LECLERCQ, CHRESTIEN, visiting missionary to the Micmac Indians; b. France, 1641; living in 1700.

Chrestien Leclercq, who it is thought to have been born at Bapaume (Pas-de-Calais), France, joined the Recollet order of priests in 1668. In 1675 he was appointed to the missions of Canada and assigned to work with the Micmac Indians on the Gaspé coast.

Leclercq quickly learned the Micmac language and developed a system of hieroglyphics which, in its original and revised versions, would be used by the Micmacs for written communication for more than 200 years. In 1677 he visited the different bands in the region. He was mystified by the fact that the Miramichi Indians carried the cross next to their skin on their clothing, and he referred to them as the "Porte-Croix," or cross-bearing Indians. Emmanuel Jumeau, his assistant on the tour, gathered data which he later used to make a map of the Miramichi River.
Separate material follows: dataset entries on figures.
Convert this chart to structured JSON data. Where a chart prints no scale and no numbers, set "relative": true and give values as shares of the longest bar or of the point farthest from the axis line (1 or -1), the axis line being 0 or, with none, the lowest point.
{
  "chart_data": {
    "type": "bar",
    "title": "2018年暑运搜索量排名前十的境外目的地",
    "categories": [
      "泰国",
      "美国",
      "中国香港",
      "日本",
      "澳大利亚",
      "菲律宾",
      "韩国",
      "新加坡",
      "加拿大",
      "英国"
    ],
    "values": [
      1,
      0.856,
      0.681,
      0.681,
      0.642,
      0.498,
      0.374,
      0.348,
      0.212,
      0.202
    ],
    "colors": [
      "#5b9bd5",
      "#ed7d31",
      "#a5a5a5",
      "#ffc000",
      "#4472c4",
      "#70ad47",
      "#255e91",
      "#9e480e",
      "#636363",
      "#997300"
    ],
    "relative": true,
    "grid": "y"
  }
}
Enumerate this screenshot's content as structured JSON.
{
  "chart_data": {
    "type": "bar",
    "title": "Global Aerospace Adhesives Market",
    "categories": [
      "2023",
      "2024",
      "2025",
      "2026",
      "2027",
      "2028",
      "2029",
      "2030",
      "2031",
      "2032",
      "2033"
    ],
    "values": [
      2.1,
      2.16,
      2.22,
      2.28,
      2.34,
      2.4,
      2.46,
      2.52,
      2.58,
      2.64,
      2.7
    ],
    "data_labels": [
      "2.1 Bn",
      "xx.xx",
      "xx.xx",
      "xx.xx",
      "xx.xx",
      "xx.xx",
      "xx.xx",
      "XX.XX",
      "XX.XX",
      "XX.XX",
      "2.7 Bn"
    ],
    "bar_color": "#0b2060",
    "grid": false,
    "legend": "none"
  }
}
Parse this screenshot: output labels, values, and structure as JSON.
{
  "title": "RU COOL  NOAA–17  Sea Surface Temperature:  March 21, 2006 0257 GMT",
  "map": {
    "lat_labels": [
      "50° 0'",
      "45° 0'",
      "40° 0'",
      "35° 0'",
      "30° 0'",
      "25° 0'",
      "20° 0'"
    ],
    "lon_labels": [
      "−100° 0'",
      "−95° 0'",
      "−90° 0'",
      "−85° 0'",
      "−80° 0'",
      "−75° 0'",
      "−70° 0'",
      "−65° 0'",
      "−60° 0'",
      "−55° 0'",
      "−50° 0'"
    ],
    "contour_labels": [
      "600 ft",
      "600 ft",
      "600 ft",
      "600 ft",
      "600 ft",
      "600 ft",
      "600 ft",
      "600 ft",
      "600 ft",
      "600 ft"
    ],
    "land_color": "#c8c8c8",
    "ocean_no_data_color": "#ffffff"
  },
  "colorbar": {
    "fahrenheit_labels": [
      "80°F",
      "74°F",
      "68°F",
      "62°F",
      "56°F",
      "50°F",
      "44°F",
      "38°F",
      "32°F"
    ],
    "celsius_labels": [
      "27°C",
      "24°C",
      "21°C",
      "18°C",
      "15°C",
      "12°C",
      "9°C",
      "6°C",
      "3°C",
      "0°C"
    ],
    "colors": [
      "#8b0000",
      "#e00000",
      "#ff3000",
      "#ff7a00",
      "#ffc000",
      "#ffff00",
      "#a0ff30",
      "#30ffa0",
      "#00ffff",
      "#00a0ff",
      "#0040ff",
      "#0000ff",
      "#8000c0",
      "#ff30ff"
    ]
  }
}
Mount Leclercq, in the Missionaries Range near the northern boundary of Northumberland County, was named for Leclercq, and Mount Jumeau, east of Nictau Lake, for his companion. Leclercq went back to France in 1687 and became superior of the monastery at Lens. In 1691 he published two books: Nouvelle Relation de la Gaspésie, and Premier Établissement de la Foy dans la Nouvelle-France.